親鸞仏教センター所長
本多 弘之
(HONDA Hiroyuki)
法蔵菩薩の願心は、「本願海」として展開された大菩提心である。この大菩提心の立ち上がる根底には、「一如宝海」があるとされる。そのことを親鸞は「この一如宝海よりかたちをあらわして、法蔵菩薩となのりたまいて」(『一念多念文意』、『真宗聖典』543頁)と語るのである。一如とは菩提の内容であり、大乗仏教では大涅槃とも言う。それ自体は「いろもなし、かたちもましまさず」(『唯信鈔文意』、『真宗聖典』554頁)とされ、凡夫の認識の対象や感覚の内容としてはまったく見当もつかず、無内容な事柄のごとくに見えてしまう。つまり、われら凡夫には捉えようがないということなのである。もっと積極的に言うなら、仏陀の覚(さと)りの内容は、凡夫の妄念ではまったく了解し得ないということである。

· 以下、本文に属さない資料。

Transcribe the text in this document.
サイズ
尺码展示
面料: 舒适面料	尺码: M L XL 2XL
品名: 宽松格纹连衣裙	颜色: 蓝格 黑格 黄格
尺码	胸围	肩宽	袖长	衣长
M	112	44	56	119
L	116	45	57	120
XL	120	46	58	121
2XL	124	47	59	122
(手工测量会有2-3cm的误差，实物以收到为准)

この落差というか断絶というか、手がかりさえつかめない状態を捉えて、仏陀の側から慈悲の心によって敢(あ)えて「かたち」や「いろ」のごとくに象徴的にあらわすことにより、この断絶を突破させる方法(方便)を案じ出した。その「かたち」が『無量寿経』の本願の主体たる法蔵菩薩であり、大菩提心の行相だということである。それを曇鸞は、「法性法身に由って方便法身を生ず。方便法身に由って法性法身を出だす」(『浄土論註』『教行信証』「証巻」引文、『真宗聖典』290頁)と了解し表現した。法性法身とは一如宝海であり、方便法身はそこから姿をあらわした法蔵菩薩だということである。そして、『大無量寿経』の語る因願・成就は、まさに「方便法身」の展開する内容だということになる。
したがって、法蔵菩薩の果である阿弥陀仏が方便法身の相であるからには、仏土として表現される「報土」も方便法身の相であるに相違ない、ということである。「願心の荘厳」(同前289頁)という『浄土論』の言葉とその内容を、『大無量寿経』の本願の因果に返して解釈した曇鸞のこの視座は、親鸞にしっかりと受け継がれているのである。
このように本願の成り立ちを、一如宝海から「かたち」をあらわし御名を示した法蔵菩薩に返してみると、浄土の荘厳功徳を『無量寿経』の本願の言葉に照らして了解する曇鸞の意図は、確かに龍樹の『十住毘婆沙論(じゅうじゅうびばしゃろん)』の方向と重なってくるのである。龍樹は、難行易行の相対を通しながら、菩薩の中には「軟心(なんしん)」のものもあり、その要求に応えるかたちで、方便して易行を開示したのである。その易行を説き出す場は、菩薩十地の初地において「阿惟越致(あゆいおっち:不退転)」の確信を開くためのものであった。
その初地は「歓喜地(かんぎじ)」と名付けられているのだが、不退転の確信を得た喜びである「歓喜」を、法蔵願心は「諸有の衆生」に「聞其名号、信心歓喜」(『無量寿経』、『真宗聖典』44頁)として広く開示しようとしたのだ、と親鸞は見られたのである。